Computational Statistics

Overview

  • Credit value: 15 credits at Level 7
  • Convenor: Dr Nicholas Cron
  • Assessment: to be confirmed

Module description

In this module we introduce you to the modern computational methods of statistics, which have had an enormous impact on statistical practice over the past 30 years. These methods, sometimes called Monte Carlo methods, are computationally intensive techniques and the breadth of such methods and their application is extensive.

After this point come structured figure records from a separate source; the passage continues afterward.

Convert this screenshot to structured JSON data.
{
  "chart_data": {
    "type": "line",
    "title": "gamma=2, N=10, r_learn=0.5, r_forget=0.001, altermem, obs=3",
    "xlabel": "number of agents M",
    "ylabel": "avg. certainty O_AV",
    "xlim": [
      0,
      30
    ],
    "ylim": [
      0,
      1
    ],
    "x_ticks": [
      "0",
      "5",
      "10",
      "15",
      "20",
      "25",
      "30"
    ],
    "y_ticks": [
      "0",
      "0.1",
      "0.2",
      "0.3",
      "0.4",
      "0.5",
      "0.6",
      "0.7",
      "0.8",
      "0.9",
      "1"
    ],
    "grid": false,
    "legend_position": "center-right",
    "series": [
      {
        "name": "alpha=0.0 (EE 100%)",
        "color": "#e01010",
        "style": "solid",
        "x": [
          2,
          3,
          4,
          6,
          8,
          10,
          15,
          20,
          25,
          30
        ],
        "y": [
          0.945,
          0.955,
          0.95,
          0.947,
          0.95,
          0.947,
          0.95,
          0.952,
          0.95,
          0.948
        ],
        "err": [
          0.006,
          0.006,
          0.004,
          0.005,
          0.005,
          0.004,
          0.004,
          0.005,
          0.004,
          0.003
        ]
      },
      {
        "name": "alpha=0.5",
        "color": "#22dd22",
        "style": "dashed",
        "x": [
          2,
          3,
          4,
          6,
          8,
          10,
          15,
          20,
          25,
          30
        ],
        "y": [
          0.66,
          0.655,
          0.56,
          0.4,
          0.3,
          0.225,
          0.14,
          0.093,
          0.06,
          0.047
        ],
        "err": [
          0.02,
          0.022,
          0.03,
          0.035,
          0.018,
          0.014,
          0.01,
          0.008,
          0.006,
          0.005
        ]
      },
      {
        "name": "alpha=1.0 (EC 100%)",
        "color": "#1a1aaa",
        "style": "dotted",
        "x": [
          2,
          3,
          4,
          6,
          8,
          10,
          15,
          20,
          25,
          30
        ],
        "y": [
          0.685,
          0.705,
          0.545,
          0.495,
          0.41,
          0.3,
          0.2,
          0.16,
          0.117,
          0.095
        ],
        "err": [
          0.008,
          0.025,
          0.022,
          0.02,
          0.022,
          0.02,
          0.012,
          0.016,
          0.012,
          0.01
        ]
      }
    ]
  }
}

You will gain an understanding and appreciation of many of the ideas underlying these methods. We will review a range of techniques, illustrate how they may be applied in practice and give you computational experience in applying them using a high-level programming language such as R.

Indicative syllabus

  • The uses and aims of simulation in statistical inference
  • Pseudo-random numbers
  • Generation of random variables: principles, techniques and examples
  • Inversion and rejection methods for obtaining random samples from arbitrary distributions (given uniformrandom samples)
  • Application to include binomial, Poisson, gamma and normal distributions
  • Variance reduction methods
  • Randomisation tests
  • The bootstrap and the jackknife: bootstrap for estimation, bootstrap confidence sets and hypothesis tests
  • The EM algorithm and its uses: examples of applications, implementational issues
  • An introduction to non-parametric regression, smoothing and kernel density estimation

Learning objectives

By the end of this module, you should be able to:

  • demonstrate knowledge and understanding of the theory, techniques and computational methods for simulation in the context of statistical inference
  • demonstrate knowledge and understanding of the theory and application of re-sampling techniques such as the bootstrap
  • demonstrate knowledge and understanding of the theory and practical issues involved in modern non-parametric modelling
  • make sensible use of a range of modern computationally intensive techniques and algorithms to model and draw inferences from statistical data
  • program and use advanced mathematical and statistical software to carry out computationally intensive statistical methods
  • incorporate the results of a technical analysis into clearly written report form that may be understood by a non-specialist.